Dominic was aware of Miss Weston watching him, her gaze steady. Of Thomas, braced for refusal. Of the soldiers scattered across the carpet, awaiting command.
He thought of William. Of blood and darkness and the echo of a promise he had never truly known how to keep.
“I cannot,” he said at last. “I have estate business that requires my attention.”
The hope in Thomas’s eyes flickered and went out. He nodded once—too quickly—and turned back to the soldiers with the mechanical precision of a child who had long since ceased to expect anything.
Miss Weston’s expression did not alter, yet something shifted behind her eyes. Disappointment, perhaps. Or anger. Or something more disquieting—understanding.
“Of course, Your Grace,” she said evenly. “We shall not detain you.”
Dominic turned to leave. He had taken no more than three steps down the corridor when her voice halted him.
“Your Grace.”
He stopped, though he did not turn.
There was the faint sound of movement behind him—soft, deliberate. When she spoke again, her voice was lower.
“The boy believes you dislike him.”
Dominic’s hand came to rest against the wall.
“He does not understand absence,” she continued quietly. “He only knows that you are never there, and he has concluded that the fault must lie with him.”
The words struck deep. Dominic stood motionless, unable to move forward or back.
“I do not—” His voice faltered. “I do not dislike him.”
“Then perhaps,” she said, still in that same calm, unwavering tone, “you might consider allowing him to see that. Before it is too late.”
He did not answer. Could not. He walked away instead, his footsteps echoing down the empty corridor, and did not stop until he was safely enclosed within his study.
The whisky decanter stood where he had left it. He poured himself a glass, his hand unsteady.
He believes you dislike him.
He does not understand absence.
Before it is too late.
He drank. The burn did nothing to thaw the cold that gripped his chest.
***
That night, Dominic found himself standing outside Thomas’s room.

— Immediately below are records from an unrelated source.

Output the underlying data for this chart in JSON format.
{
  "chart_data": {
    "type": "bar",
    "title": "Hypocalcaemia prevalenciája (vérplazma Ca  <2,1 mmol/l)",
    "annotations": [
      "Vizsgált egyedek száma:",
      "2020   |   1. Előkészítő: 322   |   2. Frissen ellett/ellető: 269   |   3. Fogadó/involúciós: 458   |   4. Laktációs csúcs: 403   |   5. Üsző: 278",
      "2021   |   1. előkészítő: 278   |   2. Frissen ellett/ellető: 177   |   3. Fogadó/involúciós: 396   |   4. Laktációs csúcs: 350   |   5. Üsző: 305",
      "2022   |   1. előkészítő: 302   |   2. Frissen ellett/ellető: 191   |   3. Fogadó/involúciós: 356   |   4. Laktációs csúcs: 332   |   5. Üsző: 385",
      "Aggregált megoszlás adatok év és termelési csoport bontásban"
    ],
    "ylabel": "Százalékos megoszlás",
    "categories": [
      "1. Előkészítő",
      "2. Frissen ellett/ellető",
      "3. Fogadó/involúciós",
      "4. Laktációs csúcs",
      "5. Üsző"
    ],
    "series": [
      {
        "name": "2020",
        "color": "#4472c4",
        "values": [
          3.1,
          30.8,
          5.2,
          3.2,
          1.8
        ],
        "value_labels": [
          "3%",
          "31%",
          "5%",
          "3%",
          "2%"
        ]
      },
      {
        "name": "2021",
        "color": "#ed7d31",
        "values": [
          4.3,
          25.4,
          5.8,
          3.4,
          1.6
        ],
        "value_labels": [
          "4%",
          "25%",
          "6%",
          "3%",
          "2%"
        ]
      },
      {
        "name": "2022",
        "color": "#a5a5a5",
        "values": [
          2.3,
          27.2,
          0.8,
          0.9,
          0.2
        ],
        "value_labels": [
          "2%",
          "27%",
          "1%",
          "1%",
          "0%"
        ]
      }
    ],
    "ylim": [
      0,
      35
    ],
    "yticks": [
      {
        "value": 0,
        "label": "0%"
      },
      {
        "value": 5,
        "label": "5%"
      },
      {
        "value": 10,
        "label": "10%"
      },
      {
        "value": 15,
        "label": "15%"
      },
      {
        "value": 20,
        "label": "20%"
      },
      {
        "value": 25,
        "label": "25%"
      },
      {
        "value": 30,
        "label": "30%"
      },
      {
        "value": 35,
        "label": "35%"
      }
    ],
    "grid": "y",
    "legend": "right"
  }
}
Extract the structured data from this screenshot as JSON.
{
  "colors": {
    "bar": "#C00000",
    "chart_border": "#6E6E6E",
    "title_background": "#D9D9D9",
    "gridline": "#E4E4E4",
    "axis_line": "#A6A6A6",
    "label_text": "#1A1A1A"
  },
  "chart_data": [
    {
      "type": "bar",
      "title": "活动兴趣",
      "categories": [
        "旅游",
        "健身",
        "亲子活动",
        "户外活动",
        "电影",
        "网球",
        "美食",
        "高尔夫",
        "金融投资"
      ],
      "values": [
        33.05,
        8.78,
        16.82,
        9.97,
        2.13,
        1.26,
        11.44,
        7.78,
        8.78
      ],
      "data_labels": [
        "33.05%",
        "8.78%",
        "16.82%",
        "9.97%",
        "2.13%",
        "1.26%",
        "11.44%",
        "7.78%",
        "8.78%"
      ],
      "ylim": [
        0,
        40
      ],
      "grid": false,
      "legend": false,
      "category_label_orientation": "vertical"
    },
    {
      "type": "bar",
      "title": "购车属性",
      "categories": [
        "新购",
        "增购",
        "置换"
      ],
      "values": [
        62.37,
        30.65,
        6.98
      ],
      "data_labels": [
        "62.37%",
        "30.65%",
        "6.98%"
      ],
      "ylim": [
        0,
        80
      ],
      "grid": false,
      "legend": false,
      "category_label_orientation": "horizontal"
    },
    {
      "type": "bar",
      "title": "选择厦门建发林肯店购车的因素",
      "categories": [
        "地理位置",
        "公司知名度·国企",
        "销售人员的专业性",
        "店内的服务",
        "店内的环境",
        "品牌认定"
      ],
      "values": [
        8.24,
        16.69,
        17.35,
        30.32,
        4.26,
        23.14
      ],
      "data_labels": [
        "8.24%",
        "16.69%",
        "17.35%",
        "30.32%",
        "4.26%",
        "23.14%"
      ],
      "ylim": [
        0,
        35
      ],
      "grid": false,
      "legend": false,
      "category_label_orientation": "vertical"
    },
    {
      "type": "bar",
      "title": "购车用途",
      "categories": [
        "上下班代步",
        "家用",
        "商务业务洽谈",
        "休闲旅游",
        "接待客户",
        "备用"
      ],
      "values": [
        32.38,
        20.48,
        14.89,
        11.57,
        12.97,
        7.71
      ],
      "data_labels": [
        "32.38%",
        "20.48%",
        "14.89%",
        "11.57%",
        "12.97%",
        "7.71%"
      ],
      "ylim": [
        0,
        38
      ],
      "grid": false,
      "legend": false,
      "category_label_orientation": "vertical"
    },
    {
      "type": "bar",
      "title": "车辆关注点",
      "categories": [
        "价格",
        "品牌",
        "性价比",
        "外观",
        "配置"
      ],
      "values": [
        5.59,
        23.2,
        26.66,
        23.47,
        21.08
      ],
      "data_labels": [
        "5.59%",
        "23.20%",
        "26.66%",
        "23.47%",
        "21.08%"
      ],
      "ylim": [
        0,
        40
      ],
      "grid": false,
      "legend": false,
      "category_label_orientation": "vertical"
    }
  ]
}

He could not have said how he came there. One moment, he had been in his study, watching the fire sink into embers; the next, he was climbing the stairs in darkness, drawn by some impulse he neither trusted nor understood toward the very wing he had avoided for months.
The door to the boy’s room was closed. No light showed beneath it. Thomas would be asleep—ought to be asleep—unaware of the man lingering beyond the threshold, unable to summon the courage to cross it.
Dominic raised his hand. Let it hover there, suspended, without touching the wood.
Beyond that door lay a child who had lost everything. A child who believed himself unwanted. A child who bore William’s name, William’s blood—the only remnant left of a life cut short—and Dominic could not bring himself to turn the handle.
Coward, he thought with sudden bitterness. Pathetic, broken coward.
He had stood in the breach at Badajoz. Had fought in close quarters, steel against steel. Had carried wounded men through fire and smoke and chaos.
And he could not open a door.
His hand fell to his side.
He remained where he was for some time, listening to the quiet, imagining the small figure within—curled beneath the covers, perhaps dreaming of faces that would never return.
I am sorry, he thought. William—I am sorry. I am trying. I do not know how to do this.
There was no answer.
There never was.
At length, Dominic turned away. He retreated to his chambers and did not sleep until the first light of dawn.